- Court: High Court of Justice
- Decided: 23 July 1999
- Citation: [1999] Crim LR 998, [1999] 28 SLR 16, [1999] SLRYB 47, [2000] HRLR 249,
- Transcript: Full text of judgment

Court membership
- Judges sitting: Lord Justice Sedley Mr. Justice Collins

= Redmond-Bate v DPP =

1999 British court case

Redmond-Bate v Director of Public Prosecutions [1999] EWHC Admin 733, was a case heard before the Queen's Bench Division of the High Court regarding freedom of speech and breach of the peace. The decision upheld the freedom to express lawful matters in a way which other people might take great exception to; that the right to free speech, enshrined in Article 10 of the European Convention of Human Rights, includes the right to be offensive; and a police officer has no right to call upon a citizen to desist from lawful conduct. That others might react unlawfully does not itself render the actions of the speaker unlawful.

==Facts==
On 2 October 1997, the appellant, Alison Redmond-Bate, and two other women, all members of an evangelistic Christian organization, were preaching outside Wakefield Cathedral. The police received complaints about them and a policeman warned the three women not to interrupt people walking by. They ignored him, and after twenty minutes, a crowd of more than a hundred people had gathered (most of which showed hostility towards the three women). The policeman once again asked the women to stop preaching, and when they refused to do so, they were arrested. Redmond-Bate was later convicted at Wakefield Magistrates Court and charged with "obstructing a police officer in the execution of his duty."
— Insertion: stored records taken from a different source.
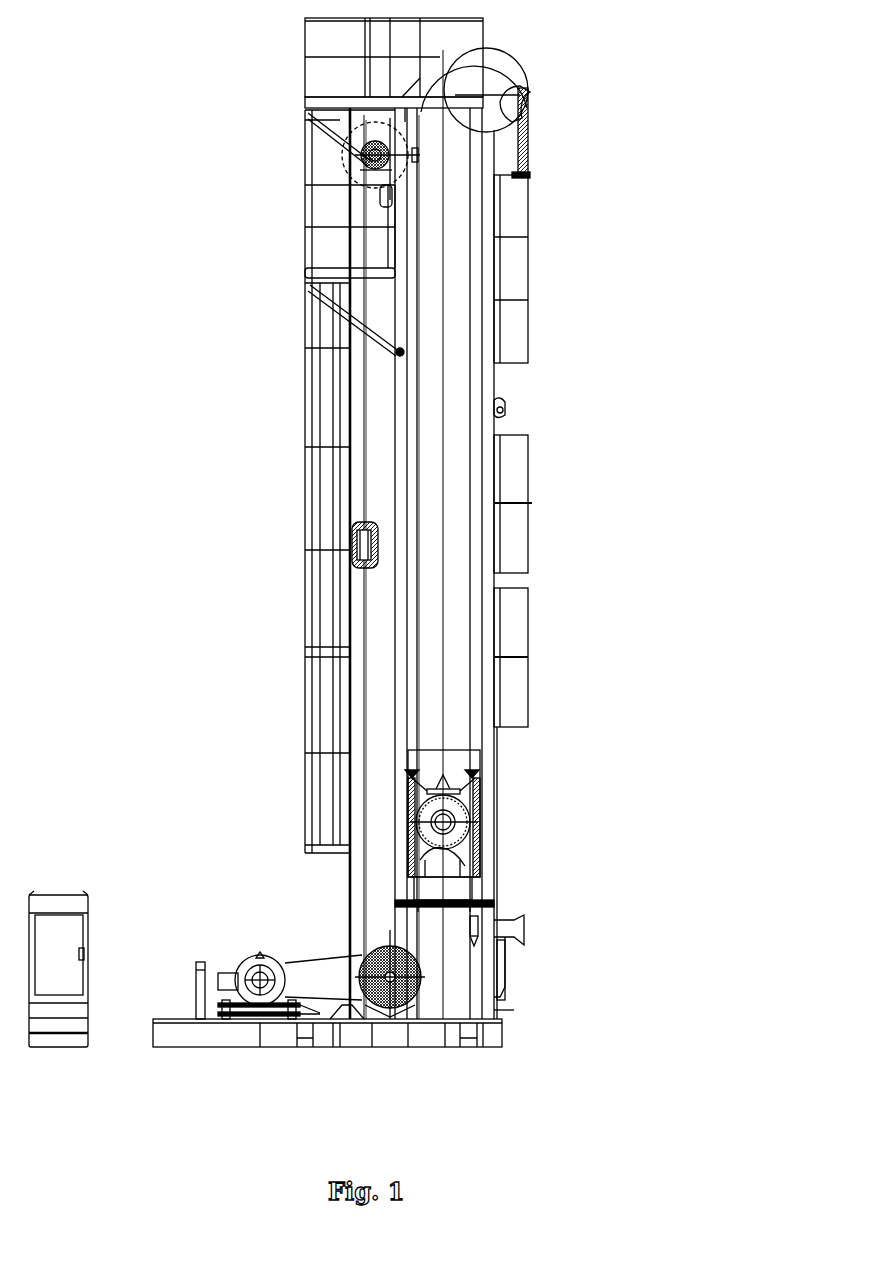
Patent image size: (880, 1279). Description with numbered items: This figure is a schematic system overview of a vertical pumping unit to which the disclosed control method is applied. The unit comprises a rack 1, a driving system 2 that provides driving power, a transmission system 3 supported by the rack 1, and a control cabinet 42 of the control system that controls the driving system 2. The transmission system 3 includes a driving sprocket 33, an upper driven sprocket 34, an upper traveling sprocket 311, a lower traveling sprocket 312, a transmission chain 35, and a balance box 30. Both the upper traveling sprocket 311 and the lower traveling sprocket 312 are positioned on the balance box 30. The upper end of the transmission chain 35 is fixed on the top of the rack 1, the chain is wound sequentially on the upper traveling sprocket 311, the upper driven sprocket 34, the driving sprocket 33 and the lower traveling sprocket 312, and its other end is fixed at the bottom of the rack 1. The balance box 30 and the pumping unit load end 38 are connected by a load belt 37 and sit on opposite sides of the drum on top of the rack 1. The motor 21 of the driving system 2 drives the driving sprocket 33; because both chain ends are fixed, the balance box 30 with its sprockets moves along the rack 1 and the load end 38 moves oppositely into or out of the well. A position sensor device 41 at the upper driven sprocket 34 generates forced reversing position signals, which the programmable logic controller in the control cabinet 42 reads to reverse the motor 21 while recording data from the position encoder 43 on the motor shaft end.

The rack 1 is at (350, 878).
The driving system 2 is at (262, 1003).
The transmission system 3 is at (473, 795).
The motor 21 is at (240, 962).
The balance box 30 is at (463, 847).
The driving sprocket 33 is at (365, 957).
The upper driven sprocket 34 is at (383, 162).
The transmission chain 35 is at (488, 405).
The load belt 37 is at (522, 135).
The pumping unit load end 38 is at (527, 178).
The position sensor device 41 is at (372, 153).
The control cabinet 42 is at (47, 895).
The position encoder 43 is at (257, 980).
The upper traveling sprocket 311 is at (468, 817).
The lower traveling sprocket 312 is at (460, 895).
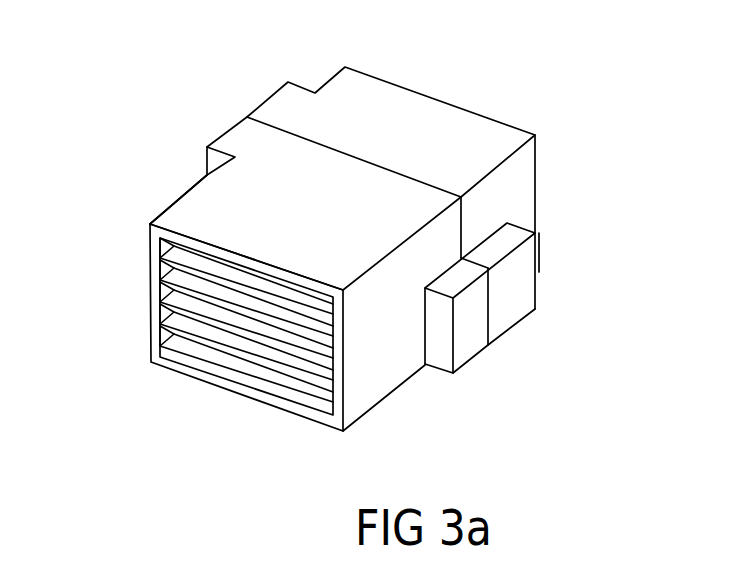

The appeal to the High Court concerned the following questions of law:
1. "In the circumstances of this case, was it reasonable for the police officer to arrest the appellant who had not conducted herself in a manner which would be said to constitute an offence under the Public Order Act 1986 when any apprehension by the police officer of violence or threat of violence which could be said to be likely to breach criminal law emanated from others present?"
2. "Whether it was proper for the Court to conclude that such actual or threatened violence was or would be the natural consequence of the appellant’s actions?"

==Judgment==
Sedley LJ's opinion was as follows.

I am unable to see any lawful basis for the arrest or therefore the conviction... There was no suggestion of highway obstruction. Nobody had to stop and listen. If they did so, they were as free to express the view that the preachers should be locked up or silenced as the appellant and her companions were to preach.

Mr. Kealy for the prosecutor submitted that if there are two alternative sources of trouble, a constable can properly take steps against either. This is right, but only if both are threatening violence or behaving in a manner that might provoke violence.

Free speech includes not only the inoffensive but the irritating, the contentious, the eccentric, the heretical, the unwelcome and the provocative provided it does not tend to provoke violence. Freedom only to speak inoffensively is not worth having. What Speakers' Corner (where the law applies as fully as anywhere else) demonstrates is the tolerance which is both extended by the law to opinion of every kind and expected by the law in the conduct of those who disagree, even strongly, with what they hear.

From the condemnation of Socrates to the persecution of modern writers and journalists, our world has seen too many examples of state control of unofficial ideas.

A central purpose of the European Convention on Human Rights has been to set close limits to any such assumed power. We in this country continue to owe a debt to the jury which in 1670 refused to convict the Quakers William Penn and William Mead for preaching ideas which offended against state orthodoxy.

To proceed, as the Crown Court did, from the fact that the three women were preaching about morality, God and the Bible (the topic not only of sermons preached on every Sunday of the year but of at least one regular daily slot on national radio) to a reasonable apprehension that violence is going to erupt is, with great respect, both illiberal and illogical.

The situation perceived and recounted by PC Tennant did not justify him in apprehending a breach of the peace, much less a breach of the peace for which the three women would be responsible. No more were the Magistrates justified in convicting the appellant or the Crown Court in upholding the conviction. For the reasons I have given, the constable was not acting in the execution of his duty when he required the women to stop preaching, and the appellant was therefore not guilty of obstructing him in the execution of his duty when she refused to comply.

Although, therefore, the Crown Court's questions do not pose the key issue, I would answer both questions in the negative and allow this appeal.